A procedure that has recently been proposed as an alternative to the Wald procedure is to add two (imaginary) successes and two (imaginary) failures to the sample and then apply the ordinary Wald method on that adjusted sample.  The adjusted Wald procedure therefore is: p-star +/- 1.96sqrt[(p-star)*(1-p-star)/(n+4)], where p-star = (# of successes +2)/(n+4).

i) Change the second window on the applet to “adjusted Wald.”  Set the actual value of the population proportion to p=.5 and the sample size to n=10.  Again ask for 200 intervals at a time until you have generated a total of 10,000 of them.  How many and what percentage of these simulated samples produce a confidence interval that succeeds in capturing the actual value of p?  Is this percentage of successful intervals fairly close to the confidence level (95%)?  Would you say that the adjusted Wald procedure performs well in this case?  Does the adjusted Wald method perform better than the (ordinary) Wald method?  Explain briefly.

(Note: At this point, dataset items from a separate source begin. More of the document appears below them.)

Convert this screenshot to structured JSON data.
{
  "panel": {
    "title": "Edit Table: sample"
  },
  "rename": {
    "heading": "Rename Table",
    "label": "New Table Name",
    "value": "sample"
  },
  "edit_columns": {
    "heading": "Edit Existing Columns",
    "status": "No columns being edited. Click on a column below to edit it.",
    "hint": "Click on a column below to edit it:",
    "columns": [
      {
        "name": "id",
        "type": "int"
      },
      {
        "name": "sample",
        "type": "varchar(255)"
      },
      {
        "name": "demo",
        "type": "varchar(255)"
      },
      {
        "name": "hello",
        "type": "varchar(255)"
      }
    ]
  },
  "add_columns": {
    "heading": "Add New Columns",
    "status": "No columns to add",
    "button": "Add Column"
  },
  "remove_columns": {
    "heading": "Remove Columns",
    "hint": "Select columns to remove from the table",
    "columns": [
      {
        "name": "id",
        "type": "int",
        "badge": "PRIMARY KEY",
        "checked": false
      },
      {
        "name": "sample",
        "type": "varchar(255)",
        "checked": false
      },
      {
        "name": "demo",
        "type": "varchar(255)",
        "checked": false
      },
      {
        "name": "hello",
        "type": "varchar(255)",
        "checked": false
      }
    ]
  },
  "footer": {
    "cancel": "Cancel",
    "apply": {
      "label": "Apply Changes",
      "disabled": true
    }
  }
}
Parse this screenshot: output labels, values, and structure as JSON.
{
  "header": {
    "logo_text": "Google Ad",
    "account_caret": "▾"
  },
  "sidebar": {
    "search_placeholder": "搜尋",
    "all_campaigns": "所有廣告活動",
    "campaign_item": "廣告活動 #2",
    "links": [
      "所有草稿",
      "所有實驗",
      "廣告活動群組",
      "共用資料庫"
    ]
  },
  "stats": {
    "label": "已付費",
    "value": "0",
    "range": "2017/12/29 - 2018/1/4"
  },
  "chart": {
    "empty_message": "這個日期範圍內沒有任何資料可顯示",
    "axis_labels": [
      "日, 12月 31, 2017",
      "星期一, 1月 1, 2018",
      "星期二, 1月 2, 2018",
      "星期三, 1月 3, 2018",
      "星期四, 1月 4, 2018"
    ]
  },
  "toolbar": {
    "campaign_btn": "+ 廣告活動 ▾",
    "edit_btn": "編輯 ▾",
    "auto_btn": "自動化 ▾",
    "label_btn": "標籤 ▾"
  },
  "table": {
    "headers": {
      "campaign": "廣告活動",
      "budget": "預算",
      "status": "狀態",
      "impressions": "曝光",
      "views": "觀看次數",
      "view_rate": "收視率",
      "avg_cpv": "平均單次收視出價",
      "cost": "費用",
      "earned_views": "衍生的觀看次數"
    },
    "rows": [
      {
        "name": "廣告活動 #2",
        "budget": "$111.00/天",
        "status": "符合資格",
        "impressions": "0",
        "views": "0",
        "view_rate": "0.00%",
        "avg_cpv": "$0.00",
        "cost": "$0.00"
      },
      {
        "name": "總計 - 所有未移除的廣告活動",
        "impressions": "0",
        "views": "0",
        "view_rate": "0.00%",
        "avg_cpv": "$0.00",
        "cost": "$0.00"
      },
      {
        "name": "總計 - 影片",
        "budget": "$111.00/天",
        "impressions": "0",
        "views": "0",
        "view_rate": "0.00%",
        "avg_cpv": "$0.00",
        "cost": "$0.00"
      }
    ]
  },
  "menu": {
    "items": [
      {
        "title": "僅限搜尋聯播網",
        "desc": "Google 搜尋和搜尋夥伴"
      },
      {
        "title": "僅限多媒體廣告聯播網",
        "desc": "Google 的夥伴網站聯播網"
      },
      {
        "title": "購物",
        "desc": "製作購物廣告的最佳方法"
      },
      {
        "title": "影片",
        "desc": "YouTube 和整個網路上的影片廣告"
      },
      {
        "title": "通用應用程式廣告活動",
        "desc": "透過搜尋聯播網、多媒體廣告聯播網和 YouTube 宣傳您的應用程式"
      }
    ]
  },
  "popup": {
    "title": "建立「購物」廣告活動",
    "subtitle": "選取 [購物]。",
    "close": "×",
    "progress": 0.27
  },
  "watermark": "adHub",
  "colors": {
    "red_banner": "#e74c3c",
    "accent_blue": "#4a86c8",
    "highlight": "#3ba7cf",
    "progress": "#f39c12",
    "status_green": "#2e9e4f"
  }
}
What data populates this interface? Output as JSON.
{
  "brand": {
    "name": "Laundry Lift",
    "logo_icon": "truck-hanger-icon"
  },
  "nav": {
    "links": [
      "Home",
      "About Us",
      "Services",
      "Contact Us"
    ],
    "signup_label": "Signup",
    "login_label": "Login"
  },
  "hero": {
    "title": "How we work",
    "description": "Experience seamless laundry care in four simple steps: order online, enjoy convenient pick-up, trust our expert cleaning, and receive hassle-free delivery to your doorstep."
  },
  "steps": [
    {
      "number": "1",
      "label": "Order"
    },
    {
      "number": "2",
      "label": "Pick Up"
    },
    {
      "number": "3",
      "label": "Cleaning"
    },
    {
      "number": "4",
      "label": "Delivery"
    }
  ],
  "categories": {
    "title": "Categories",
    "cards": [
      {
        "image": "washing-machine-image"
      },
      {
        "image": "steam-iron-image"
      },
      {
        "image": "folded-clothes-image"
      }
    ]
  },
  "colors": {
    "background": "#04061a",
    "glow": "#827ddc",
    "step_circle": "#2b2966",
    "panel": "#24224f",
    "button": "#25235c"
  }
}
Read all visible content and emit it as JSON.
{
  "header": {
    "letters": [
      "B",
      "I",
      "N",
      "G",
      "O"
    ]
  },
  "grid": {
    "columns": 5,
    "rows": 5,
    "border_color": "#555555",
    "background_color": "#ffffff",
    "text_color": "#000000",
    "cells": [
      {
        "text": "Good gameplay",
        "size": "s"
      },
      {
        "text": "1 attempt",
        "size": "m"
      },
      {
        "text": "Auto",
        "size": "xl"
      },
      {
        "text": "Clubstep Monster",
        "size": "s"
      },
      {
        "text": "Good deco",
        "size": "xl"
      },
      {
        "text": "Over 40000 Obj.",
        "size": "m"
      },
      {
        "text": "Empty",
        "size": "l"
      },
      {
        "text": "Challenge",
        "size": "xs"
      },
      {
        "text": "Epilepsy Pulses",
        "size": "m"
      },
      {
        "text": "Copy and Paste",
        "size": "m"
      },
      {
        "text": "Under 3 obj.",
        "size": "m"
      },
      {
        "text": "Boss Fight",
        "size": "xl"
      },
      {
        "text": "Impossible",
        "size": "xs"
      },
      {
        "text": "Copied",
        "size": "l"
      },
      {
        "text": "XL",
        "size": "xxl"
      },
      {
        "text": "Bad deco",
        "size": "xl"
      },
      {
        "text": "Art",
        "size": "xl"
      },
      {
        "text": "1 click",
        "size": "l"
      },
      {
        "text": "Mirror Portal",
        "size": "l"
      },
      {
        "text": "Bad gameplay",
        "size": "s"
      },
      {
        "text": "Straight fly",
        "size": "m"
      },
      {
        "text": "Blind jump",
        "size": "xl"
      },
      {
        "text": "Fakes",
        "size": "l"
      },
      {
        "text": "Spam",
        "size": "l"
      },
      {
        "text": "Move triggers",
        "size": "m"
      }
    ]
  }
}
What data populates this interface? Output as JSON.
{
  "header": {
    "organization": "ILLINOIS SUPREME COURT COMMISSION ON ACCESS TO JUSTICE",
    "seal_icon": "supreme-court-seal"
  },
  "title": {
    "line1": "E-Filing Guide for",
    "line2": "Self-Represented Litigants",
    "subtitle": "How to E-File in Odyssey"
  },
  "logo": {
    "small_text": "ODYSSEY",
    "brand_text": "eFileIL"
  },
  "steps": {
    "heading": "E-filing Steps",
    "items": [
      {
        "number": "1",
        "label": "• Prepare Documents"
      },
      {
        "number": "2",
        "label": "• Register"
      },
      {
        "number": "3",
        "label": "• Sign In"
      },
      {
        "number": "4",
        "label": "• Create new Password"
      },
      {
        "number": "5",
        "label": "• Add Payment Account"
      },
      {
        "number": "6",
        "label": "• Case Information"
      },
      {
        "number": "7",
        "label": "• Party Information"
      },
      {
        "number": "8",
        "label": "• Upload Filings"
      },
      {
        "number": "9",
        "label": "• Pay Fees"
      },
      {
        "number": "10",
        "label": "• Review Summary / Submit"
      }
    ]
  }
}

j) Repeat i) with n=10 and p=.2.

k) Reconsider our class survey again.  Use the adjusted Wald method to construct a 95% confidence interval for p1, the proportion of all Cal Poly students who would choose to travel to the future.  How does this interval compare to the one from the (ordinary) Wald method in a)?

l) Reconsider our class survey again.  Use the adjusted Wald method to construct a 95% confidence interval for p2, the proportion of all Cal Poly students who are vegetarians.  How does this interval compare to the one from the (ordinary) Wald method in b)?